Jeremy fell to his knees.

He drew a breath, and he had a good look at the land that lay before him. Black clouds were rushing toward him, shot through with terrifying pulses of electricity. He smelled the ozone of war, the burnt scent of calamity and chaos. He figured he was in for a long hitch.

And in the last few seconds until his next mission began, he braced himself for the storm.

SIX

The Last Song

THIRTY.

“Guys, we want to thank you for being here tonight,” said Nomad into his microphone.

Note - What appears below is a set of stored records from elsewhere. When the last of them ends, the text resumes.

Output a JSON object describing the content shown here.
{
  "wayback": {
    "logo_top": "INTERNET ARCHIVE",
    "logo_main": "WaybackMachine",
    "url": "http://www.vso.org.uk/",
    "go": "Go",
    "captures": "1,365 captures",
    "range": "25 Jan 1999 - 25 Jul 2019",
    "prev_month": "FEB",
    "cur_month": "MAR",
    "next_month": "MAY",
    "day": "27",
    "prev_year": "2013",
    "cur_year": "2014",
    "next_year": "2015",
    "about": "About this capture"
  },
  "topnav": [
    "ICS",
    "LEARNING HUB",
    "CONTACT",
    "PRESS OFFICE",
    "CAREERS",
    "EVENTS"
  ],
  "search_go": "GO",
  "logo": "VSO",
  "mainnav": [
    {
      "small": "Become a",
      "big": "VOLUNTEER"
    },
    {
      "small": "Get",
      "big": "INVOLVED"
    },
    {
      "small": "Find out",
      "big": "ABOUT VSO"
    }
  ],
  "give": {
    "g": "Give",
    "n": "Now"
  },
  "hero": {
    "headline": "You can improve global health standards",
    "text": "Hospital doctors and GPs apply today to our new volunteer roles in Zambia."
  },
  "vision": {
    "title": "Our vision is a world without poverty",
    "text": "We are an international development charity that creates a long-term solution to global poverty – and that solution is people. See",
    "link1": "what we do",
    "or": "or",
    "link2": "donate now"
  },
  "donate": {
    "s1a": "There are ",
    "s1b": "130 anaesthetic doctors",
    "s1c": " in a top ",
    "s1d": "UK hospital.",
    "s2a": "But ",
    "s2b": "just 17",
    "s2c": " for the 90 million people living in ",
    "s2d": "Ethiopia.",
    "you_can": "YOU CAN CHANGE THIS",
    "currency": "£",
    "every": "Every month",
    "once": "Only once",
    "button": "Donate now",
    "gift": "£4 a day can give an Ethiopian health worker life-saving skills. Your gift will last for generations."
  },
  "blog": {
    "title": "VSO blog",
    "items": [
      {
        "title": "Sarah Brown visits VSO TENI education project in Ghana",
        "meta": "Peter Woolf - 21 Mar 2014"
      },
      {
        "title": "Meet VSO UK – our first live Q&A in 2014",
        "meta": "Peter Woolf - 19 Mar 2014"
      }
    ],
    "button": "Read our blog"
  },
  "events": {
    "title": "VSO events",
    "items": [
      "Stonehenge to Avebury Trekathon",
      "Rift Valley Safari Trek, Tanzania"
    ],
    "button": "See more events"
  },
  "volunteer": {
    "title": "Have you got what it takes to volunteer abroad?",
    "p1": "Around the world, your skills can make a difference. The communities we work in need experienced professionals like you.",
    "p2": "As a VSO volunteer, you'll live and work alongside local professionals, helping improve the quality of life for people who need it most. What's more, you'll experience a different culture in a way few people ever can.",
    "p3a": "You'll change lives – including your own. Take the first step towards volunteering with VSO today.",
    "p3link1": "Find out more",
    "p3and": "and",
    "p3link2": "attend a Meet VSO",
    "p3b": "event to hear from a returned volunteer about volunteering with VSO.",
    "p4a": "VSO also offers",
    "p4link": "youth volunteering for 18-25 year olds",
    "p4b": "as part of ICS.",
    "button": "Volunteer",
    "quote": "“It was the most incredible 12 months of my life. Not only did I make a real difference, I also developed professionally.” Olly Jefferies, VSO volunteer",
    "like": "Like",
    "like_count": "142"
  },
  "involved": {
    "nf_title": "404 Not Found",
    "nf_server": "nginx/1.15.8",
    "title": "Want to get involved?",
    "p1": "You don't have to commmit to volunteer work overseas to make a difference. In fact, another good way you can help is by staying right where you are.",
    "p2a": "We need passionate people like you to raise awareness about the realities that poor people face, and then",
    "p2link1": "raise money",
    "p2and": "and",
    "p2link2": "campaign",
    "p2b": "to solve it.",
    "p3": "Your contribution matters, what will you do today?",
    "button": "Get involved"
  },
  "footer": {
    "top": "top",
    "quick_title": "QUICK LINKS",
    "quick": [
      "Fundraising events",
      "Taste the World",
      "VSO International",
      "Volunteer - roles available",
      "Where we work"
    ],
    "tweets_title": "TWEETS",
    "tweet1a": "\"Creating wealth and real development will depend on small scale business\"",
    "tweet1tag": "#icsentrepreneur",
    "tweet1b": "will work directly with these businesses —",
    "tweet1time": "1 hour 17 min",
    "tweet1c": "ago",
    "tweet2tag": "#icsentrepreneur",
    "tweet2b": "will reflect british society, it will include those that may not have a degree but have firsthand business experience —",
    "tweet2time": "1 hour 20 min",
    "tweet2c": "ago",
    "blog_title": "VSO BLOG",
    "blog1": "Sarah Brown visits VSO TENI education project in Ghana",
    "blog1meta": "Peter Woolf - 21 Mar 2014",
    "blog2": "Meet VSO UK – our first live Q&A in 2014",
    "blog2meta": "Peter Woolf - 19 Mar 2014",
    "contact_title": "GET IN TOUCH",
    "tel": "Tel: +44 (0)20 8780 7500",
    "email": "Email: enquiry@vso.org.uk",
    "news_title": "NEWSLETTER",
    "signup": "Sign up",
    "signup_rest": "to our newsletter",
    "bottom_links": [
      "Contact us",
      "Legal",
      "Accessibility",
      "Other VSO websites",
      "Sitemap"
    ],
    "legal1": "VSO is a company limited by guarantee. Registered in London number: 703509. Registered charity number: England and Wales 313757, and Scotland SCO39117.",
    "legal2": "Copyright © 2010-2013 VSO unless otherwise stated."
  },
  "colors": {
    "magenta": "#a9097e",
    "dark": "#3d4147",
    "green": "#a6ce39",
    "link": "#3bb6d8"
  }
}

They had come to the end of their show at the Vista Futura, in Austin on Saturday night, the 16th of August. It was a packed house in this club, another black box on the knife and gun circuit. People had been turned away when the doors closed. It had been advertised as a free concert for those who came wearing a The Five T-shirt, which meant they’d been to another of their gigs or had bought the shirt off the website. All ages were welcome. It was approaching midnight, and it was nearly done.

Nomad stood cradling his Strat in a cone of clear white light. At his side, a few feet away, was Ariel with her acoustic Ovation. Behind them was Berke, at the center of her Ludwigs. Amazingly, only her snare and a floor tom had been damaged in the trailer. She was a firm believer now in styrofoam cubes and color-key labels.